Il “M.A.E.”, metodo di amplificazione dell’errore è distante anni luce da tutto ciò perché con il “M.A.E.” si vuole semplicemente (semplicemente… magari fosse semplice!) migliorare il rendimento sportivo senza sconquassare la struttura dell’atleta. Ma se lo “sconquasso” è l’obiettivo finale allora è evidente che il “M.A.E” viene scartato a priori.
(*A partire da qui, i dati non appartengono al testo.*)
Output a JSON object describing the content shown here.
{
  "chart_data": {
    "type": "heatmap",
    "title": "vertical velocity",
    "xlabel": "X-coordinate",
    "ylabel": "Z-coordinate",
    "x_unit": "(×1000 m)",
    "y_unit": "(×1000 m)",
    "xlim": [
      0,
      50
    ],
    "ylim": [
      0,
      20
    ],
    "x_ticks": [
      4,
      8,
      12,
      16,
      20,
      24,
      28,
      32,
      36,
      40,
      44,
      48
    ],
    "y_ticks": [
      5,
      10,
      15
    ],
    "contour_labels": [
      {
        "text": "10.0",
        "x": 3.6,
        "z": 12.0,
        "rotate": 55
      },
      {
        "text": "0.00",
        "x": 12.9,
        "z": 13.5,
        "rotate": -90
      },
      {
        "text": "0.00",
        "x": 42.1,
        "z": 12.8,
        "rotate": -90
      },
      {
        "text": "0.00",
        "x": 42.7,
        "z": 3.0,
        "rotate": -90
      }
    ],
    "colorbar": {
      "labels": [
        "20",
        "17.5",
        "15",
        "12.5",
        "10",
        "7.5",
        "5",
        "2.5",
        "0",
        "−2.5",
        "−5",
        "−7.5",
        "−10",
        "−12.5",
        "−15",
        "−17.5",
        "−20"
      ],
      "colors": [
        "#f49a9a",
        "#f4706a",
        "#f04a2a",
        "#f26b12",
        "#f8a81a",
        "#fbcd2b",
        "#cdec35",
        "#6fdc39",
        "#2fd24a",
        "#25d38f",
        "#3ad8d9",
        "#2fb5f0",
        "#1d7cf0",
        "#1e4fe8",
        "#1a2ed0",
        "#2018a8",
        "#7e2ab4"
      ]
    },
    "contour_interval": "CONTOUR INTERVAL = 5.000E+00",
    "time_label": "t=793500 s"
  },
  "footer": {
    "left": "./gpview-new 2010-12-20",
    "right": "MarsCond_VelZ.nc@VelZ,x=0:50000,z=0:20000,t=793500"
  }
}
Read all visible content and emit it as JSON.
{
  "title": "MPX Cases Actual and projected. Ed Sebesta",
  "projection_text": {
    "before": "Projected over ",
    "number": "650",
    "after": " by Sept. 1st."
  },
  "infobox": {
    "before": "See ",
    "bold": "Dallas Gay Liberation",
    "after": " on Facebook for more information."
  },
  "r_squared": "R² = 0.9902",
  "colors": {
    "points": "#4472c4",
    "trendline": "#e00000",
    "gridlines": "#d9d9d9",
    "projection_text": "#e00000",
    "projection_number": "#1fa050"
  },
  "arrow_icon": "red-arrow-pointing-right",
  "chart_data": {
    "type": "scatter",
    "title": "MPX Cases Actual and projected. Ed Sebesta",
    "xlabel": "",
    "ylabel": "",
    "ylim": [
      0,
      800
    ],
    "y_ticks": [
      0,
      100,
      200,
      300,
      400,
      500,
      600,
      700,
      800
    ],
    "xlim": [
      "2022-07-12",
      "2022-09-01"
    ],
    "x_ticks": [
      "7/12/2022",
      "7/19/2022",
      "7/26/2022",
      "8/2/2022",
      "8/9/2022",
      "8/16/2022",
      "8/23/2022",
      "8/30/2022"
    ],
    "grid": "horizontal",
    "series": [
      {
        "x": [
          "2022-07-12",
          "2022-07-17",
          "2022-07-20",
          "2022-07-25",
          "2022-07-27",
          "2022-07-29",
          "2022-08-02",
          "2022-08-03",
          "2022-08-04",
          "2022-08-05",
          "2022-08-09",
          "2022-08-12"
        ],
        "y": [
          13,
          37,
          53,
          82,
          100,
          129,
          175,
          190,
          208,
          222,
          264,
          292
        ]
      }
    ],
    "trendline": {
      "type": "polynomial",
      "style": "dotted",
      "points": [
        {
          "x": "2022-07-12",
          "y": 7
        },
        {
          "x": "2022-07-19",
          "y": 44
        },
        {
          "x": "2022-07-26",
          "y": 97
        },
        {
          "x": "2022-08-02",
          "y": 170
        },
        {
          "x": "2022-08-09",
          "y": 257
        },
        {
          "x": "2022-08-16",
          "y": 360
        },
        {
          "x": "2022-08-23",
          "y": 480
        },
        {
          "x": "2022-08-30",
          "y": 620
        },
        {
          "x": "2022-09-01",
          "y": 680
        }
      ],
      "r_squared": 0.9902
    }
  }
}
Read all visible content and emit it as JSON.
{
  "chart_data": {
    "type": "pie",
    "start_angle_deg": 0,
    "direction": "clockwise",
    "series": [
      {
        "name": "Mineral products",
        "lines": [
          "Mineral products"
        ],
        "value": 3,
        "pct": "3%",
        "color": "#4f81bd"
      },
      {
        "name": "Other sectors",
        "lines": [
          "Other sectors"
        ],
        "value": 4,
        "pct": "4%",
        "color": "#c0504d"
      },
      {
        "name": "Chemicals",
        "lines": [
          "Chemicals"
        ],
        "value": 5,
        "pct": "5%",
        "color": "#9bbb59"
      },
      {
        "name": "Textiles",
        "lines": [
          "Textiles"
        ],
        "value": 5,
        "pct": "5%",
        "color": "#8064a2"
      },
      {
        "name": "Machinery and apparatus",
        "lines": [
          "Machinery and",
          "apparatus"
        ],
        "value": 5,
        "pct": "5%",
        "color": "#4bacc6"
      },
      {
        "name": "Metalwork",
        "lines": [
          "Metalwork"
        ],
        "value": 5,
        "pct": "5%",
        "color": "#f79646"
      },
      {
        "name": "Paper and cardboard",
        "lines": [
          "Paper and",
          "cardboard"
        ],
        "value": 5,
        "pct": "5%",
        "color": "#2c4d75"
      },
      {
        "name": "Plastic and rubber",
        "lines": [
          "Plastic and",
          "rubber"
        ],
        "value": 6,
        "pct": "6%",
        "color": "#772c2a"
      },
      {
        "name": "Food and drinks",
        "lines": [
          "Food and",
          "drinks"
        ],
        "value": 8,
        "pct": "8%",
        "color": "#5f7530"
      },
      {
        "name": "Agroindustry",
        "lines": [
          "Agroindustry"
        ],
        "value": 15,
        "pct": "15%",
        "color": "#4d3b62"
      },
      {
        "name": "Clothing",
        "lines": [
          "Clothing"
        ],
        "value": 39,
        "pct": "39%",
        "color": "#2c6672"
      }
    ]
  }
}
Una cultura evoluta dell’attività motoria promuove abitudini che abbiano positiva influenza sulla salute. Quando ci saremo accorti che diventare grossi per niente o diventare magri per niente non fa bene alla salute ed in certi casi fa pure male allora forse torneremo a considerare l’importanza dello sport autentico dove la finalizzazione è per un risultato agonistico che anche se non ha nessuna importanza da un punto di vista sociologico è però un parametro diretto di efficienza fisica.
Anche qui però bisogna mettersi d’accordo sulla definizione di stato di salute. Può essere definito sano quell’organismo che senza modificare sé stesso ha una grande capacità di raggiungere un obiettivo promuovendo adattamenti nervosi atti al raggiungimento dello stesso e può anche essere definito sano un organismo che, pur non avendo questa capacità, riesce a modificare sé stesso modificando la sua struttura in modo da poter raggiungere quell’obiettivo. Per andare da Roma a Firenze si può anche passare da Berlino e se il sistema della pubblicità per qualche buon motivo suggerisce questa seconda strada è più conveniente è pure probabile che questa diventi la più battuta.